Musique en fête souffle ses 15 bougies…

Oui, 15 ans ! il faut que je vous raconte le point de départ, c’est assez amusant. Tout est né d’un déjeuner, comme cela arrive souvent. Raymond Duffaut voulait nous parler d’un projet autour des Chorégies d’Orange, à l’occasion d’un anniversaire ou d’une date particulière — je ne me souviens plus exactement. J’étais avec Pascale Dopouridis, qui m’accompagne depuis le début et dirige les programmes culturels de France 3. C’est aussi une grande passionnée de musique.

En sortant du déjeuner, nous nous sommes dit que l’idée d’une émission dans le Théâtre antique d’Orange était excellente. Cela faisait longtemps que nous cherchions un concept fédérateur pour une grande soirée capable à la fois de faire découvrir de nouveaux artistes, de réunir des stars et d’ouvrir ponctuellement l’art lyrique à d’autres univers. Le canevas était là.

Nous en avons parlé tout l’après-midi, puis le lendemain, et très vite s’est posée la question du producteur. Pascal a proposé Morgane Productions. Après trente-cinq ans passés à France 3, j’avais souvent travaillé avec eux et je connaissais leur savoir-faire. Nous les avons contactés ; ils ont accepté immédiatement.

Et voilà : quinze ans plus tard, l’aventure continue. Ce ne sont pas encore les noces d’or, mais c’est déjà une belle histoire.

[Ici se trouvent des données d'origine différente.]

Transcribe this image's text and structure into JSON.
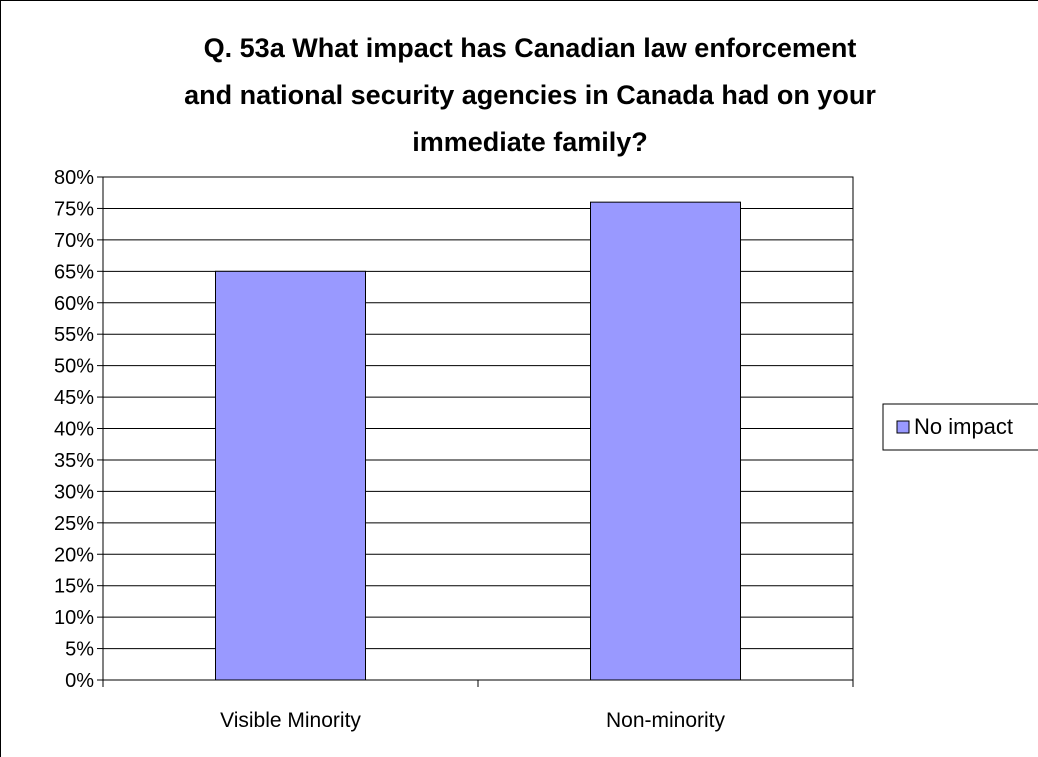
{
  "chart_data": {
    "type": "bar",
    "title": "Q. 53a What impact has Canadian law enforcement and national security agencies in Canada had on your immediate family?",
    "title_lines": [
      "Q. 53a What impact has Canadian law enforcement",
      "and national security agencies in Canada had on your",
      "immediate family?"
    ],
    "categories": [
      "Visible Minority",
      "Non-minority"
    ],
    "series": [
      {
        "name": "No impact",
        "values": [
          65,
          76
        ],
        "color": "#9999ff"
      }
    ],
    "y_tick_labels": [
      "0%",
      "5%",
      "10%",
      "15%",
      "20%",
      "25%",
      "30%",
      "35%",
      "40%",
      "45%",
      "50%",
      "55%",
      "60%",
      "65%",
      "70%",
      "75%",
      "80%"
    ],
    "ylim": [
      0,
      80
    ],
    "y_step": 5,
    "grid": true,
    "legend": "right",
    "xlabel": "",
    "ylabel": ""
  }
}
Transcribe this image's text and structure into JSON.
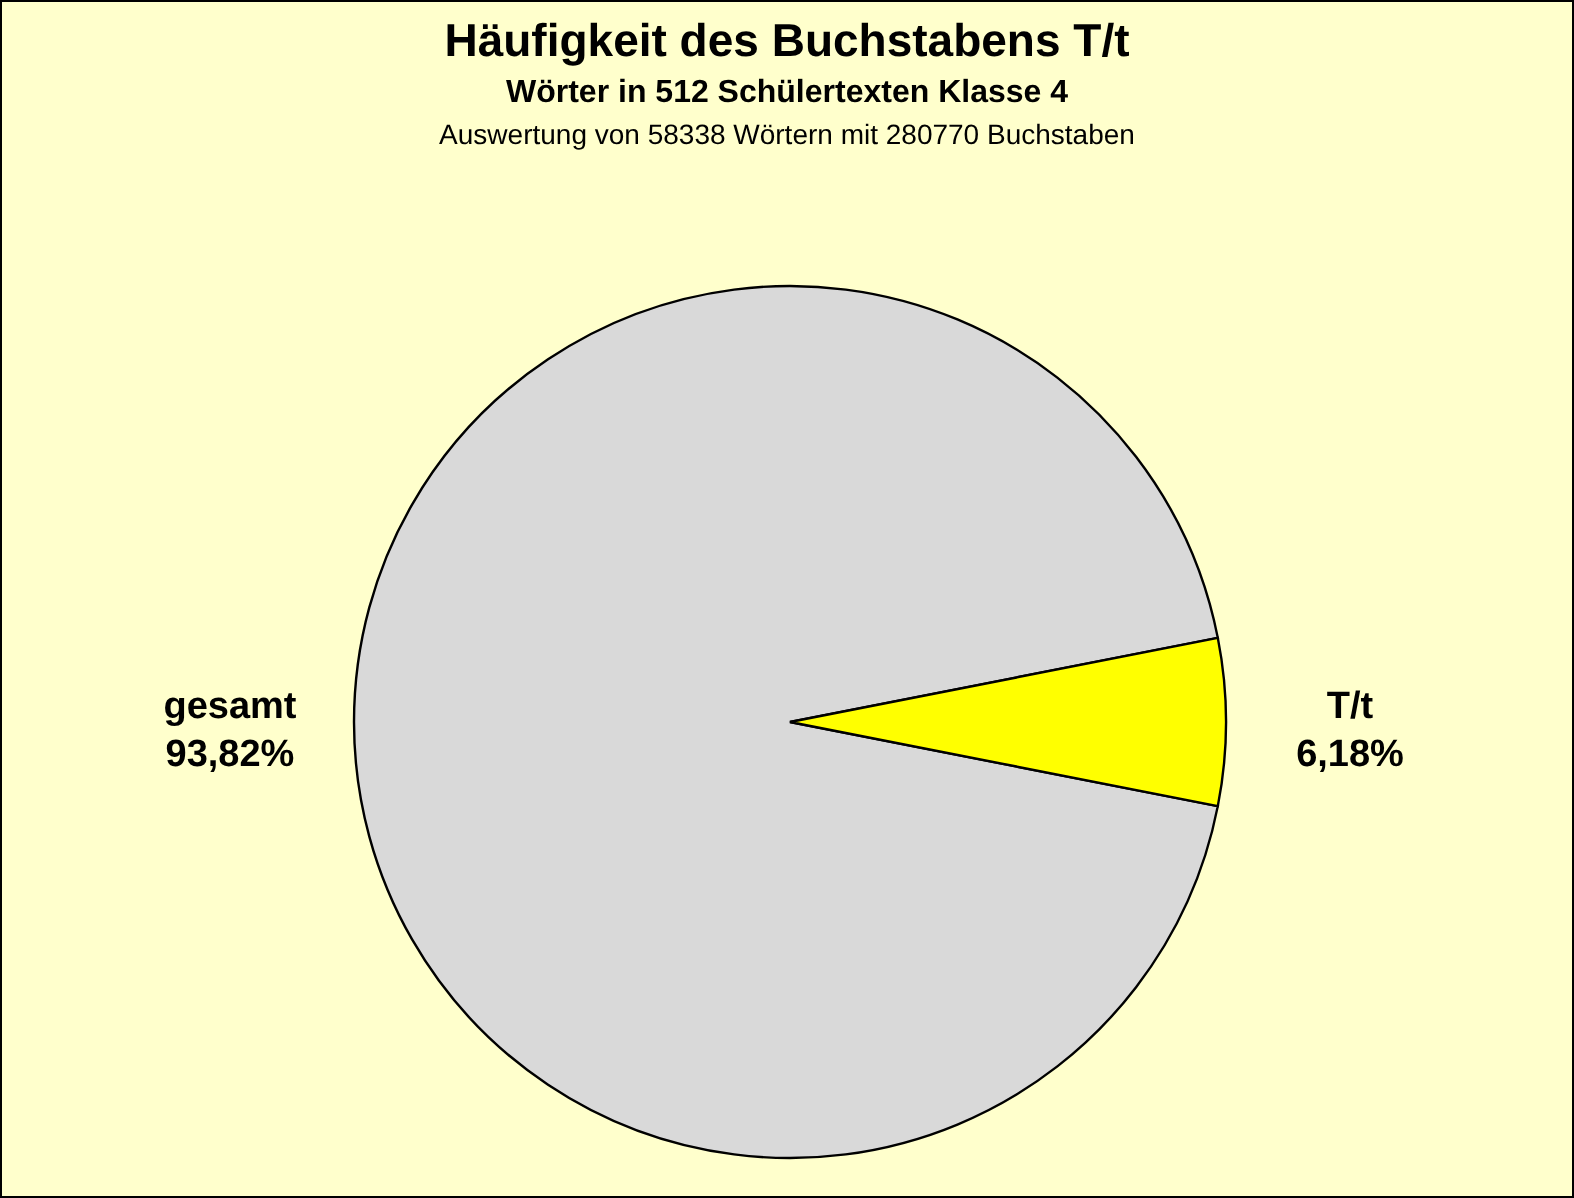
{
  "chart_data": {
    "type": "pie",
    "title": "Häufigkeit des Buchstabens T/t",
    "subtitle": "Wörter in 512 Schülertexten Klasse 4",
    "annotations": [
      "Auswertung von 58338 Wörtern mit 280770 Buchstaben"
    ],
    "categories": [
      "gesamt",
      "T/t"
    ],
    "values": [
      93.82,
      6.18
    ],
    "colors": [
      "#d9d9d9",
      "#ffff00"
    ],
    "value_labels": [
      "93,82%",
      "6,18%"
    ]
  }
}
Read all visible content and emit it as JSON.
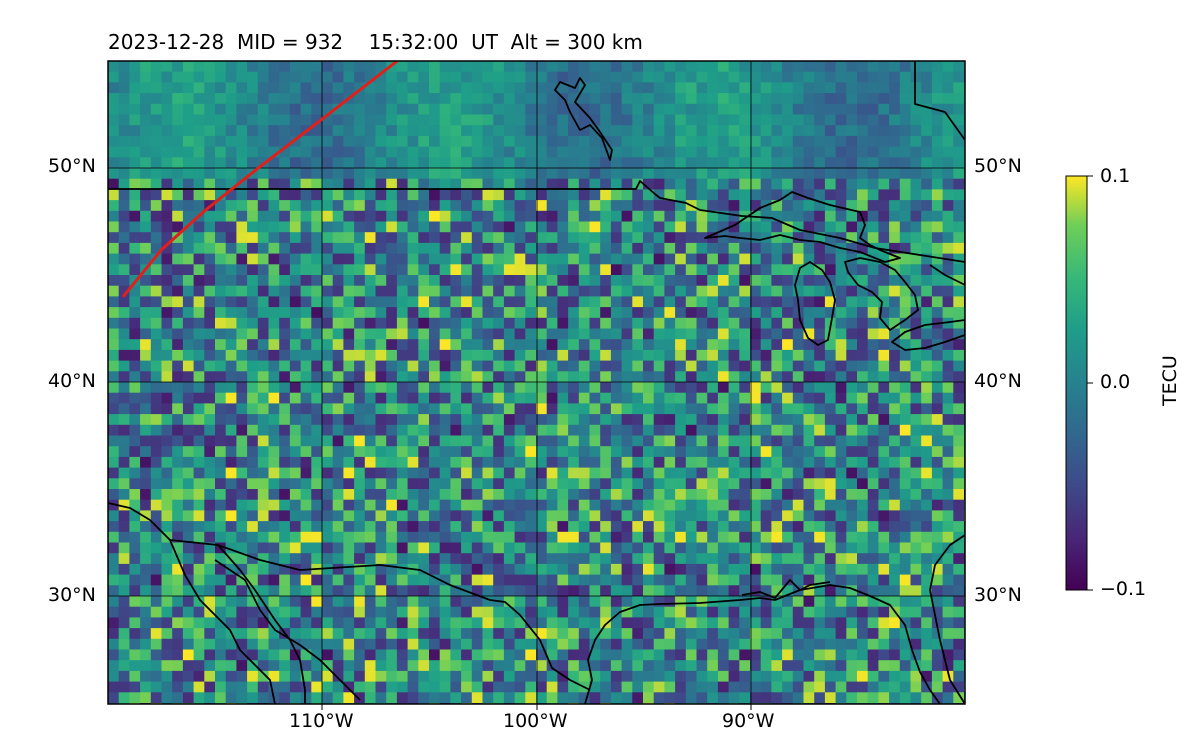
{
  "title": "2023-12-28  MID = 932    15:32:00  UT  Alt = 300 km",
  "chart_data": {
    "type": "heatmap",
    "title": "2023-12-28  MID = 932    15:32:00  UT  Alt = 300 km",
    "projection": "map",
    "lon_range": [
      -120,
      -80
    ],
    "lat_range": [
      25,
      55
    ],
    "grid": true,
    "lon_ticks": [
      -110,
      -100,
      -90
    ],
    "lat_ticks": [
      30,
      40,
      50
    ],
    "x_tick_labels": [
      "110°W",
      "100°W",
      "90°W"
    ],
    "y_tick_labels": [
      "30°N",
      "40°N",
      "50°N"
    ],
    "colorbar": {
      "label": "TECU",
      "min": -0.1,
      "max": 0.1,
      "ticks": [
        0.1,
        0.0,
        -0.1
      ],
      "tick_labels": [
        "0.1",
        "0.0",
        "−0.1"
      ],
      "colormap": "viridis"
    },
    "red_track": {
      "color": "#e0201a",
      "points": [
        [
          -119.3,
          44.0
        ],
        [
          -117.5,
          46.2
        ],
        [
          -115.5,
          48.0
        ],
        [
          -113.0,
          50.0
        ],
        [
          -110.0,
          52.3
        ],
        [
          -106.5,
          55.0
        ]
      ]
    }
  }
}
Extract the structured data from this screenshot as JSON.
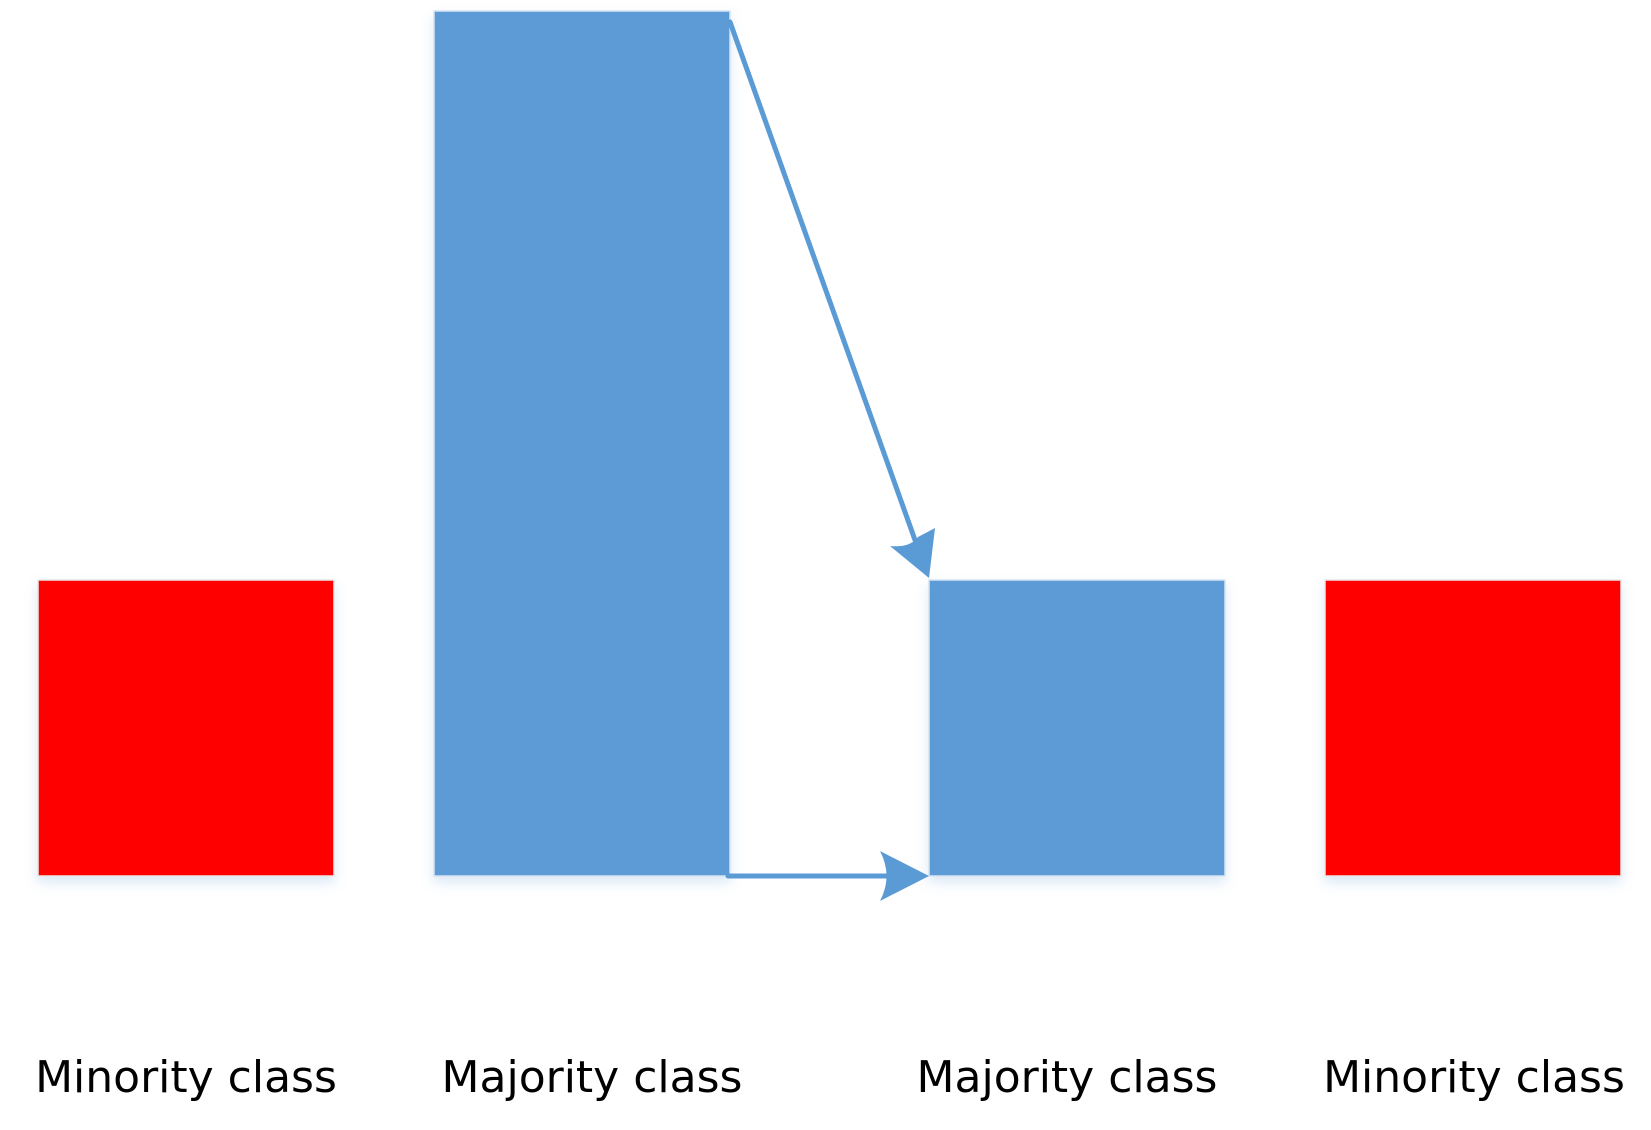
{
  "diagram": {
    "colors": {
      "minority": "#ff0000",
      "majority": "#5b9bd5",
      "arrow": "#5b9bd5",
      "text": "#000000"
    },
    "labels": {
      "minority_before": "Minority class",
      "majority_before": "Majority class",
      "majority_after": "Majority class",
      "minority_after": "Minority class"
    }
  }
}
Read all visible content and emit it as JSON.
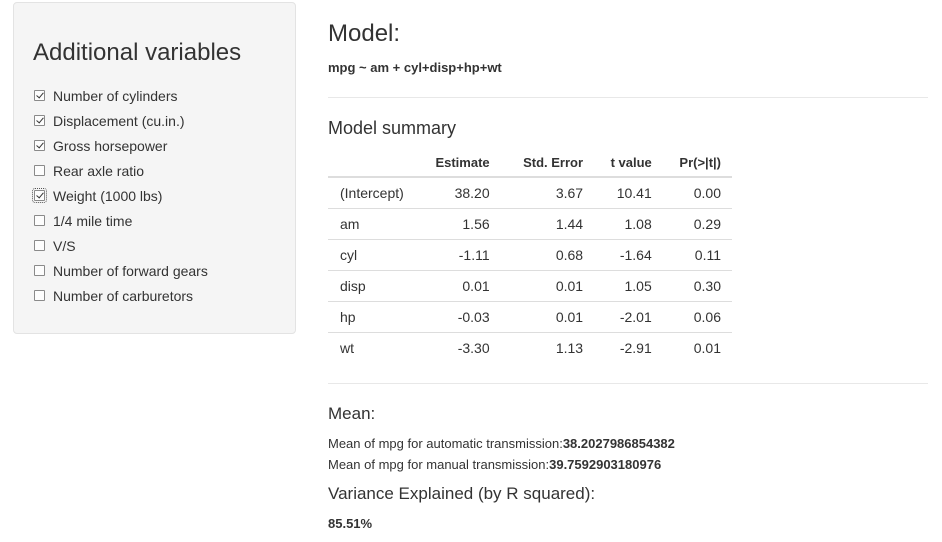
{
  "sidebar": {
    "title": "Additional variables",
    "options": [
      {
        "label": "Number of cylinders",
        "checked": true
      },
      {
        "label": "Displacement (cu.in.)",
        "checked": true
      },
      {
        "label": "Gross horsepower",
        "checked": true
      },
      {
        "label": "Rear axle ratio",
        "checked": false
      },
      {
        "label": "Weight (1000 lbs)",
        "checked": true,
        "focused": true
      },
      {
        "label": "1/4 mile time",
        "checked": false
      },
      {
        "label": "V/S",
        "checked": false
      },
      {
        "label": "Number of forward gears",
        "checked": false
      },
      {
        "label": "Number of carburetors",
        "checked": false
      }
    ]
  },
  "model": {
    "heading": "Model:",
    "formula": "mpg ~ am + cyl+disp+hp+wt"
  },
  "summary": {
    "heading": "Model summary",
    "columns": [
      "",
      "Estimate",
      "Std. Error",
      "t value",
      "Pr(>|t|)"
    ],
    "rows": [
      [
        "(Intercept)",
        "38.20",
        "3.67",
        "10.41",
        "0.00"
      ],
      [
        "am",
        "1.56",
        "1.44",
        "1.08",
        "0.29"
      ],
      [
        "cyl",
        "-1.11",
        "0.68",
        "-1.64",
        "0.11"
      ],
      [
        "disp",
        "0.01",
        "0.01",
        "1.05",
        "0.30"
      ],
      [
        "hp",
        "-0.03",
        "0.01",
        "-2.01",
        "0.06"
      ],
      [
        "wt",
        "-3.30",
        "1.13",
        "-2.91",
        "0.01"
      ]
    ]
  },
  "mean": {
    "heading": "Mean:",
    "auto_label": "Mean of mpg for automatic transmission:",
    "auto_value": "38.2027986854382",
    "manual_label": "Mean of mpg for manual transmission:",
    "manual_value": "39.7592903180976"
  },
  "variance": {
    "heading": "Variance Explained (by R squared):",
    "value": "85.51%"
  }
}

Comment expliquez-vous une telle longévité ?

Cela tient à plusieurs raisons. D’abord, il s’agit d’une émission annuelle, ce qui n’implique évidemment pas les mêmes coûts qu’un rendez-vous hebdomadaire. Ensuite, nous bénéficions d’un cadre exceptionnel : le Théâtre antique d’Orange. C’est un lieu extraordinairement porteur que nous avons d’abord utilisé tel quel, avant de le mettre en valeur par la lumière puis par différentes mises en scène visuelles.

L’une des plus belles idées est venue de Morgane Productions avec l’introduction du mapping vidéo, qui transformait en permanence le monument. Nous avons fini par y renoncer pour éviter de nous répéter, mais cela a constitué une étape importante dans l’identité visuelle de l’émission.

Par ailleurs, je suis toujours resté fidèle à l’idée qui avait présidé à sa création. Raymond Duffaut imaginait une grande fête réunissant les artistes qui avaient marqué l’histoire des Chorégies et de nouveaux talents. C’est cette ligne que nous avons conservée : associer quelques très grandes voix à des artistes encore peu connus, en créant une forme de transmission. Les jeunes chanteurs se trouvent ainsi, d’une certaine manière, parrainés par ceux qui les ont précédés.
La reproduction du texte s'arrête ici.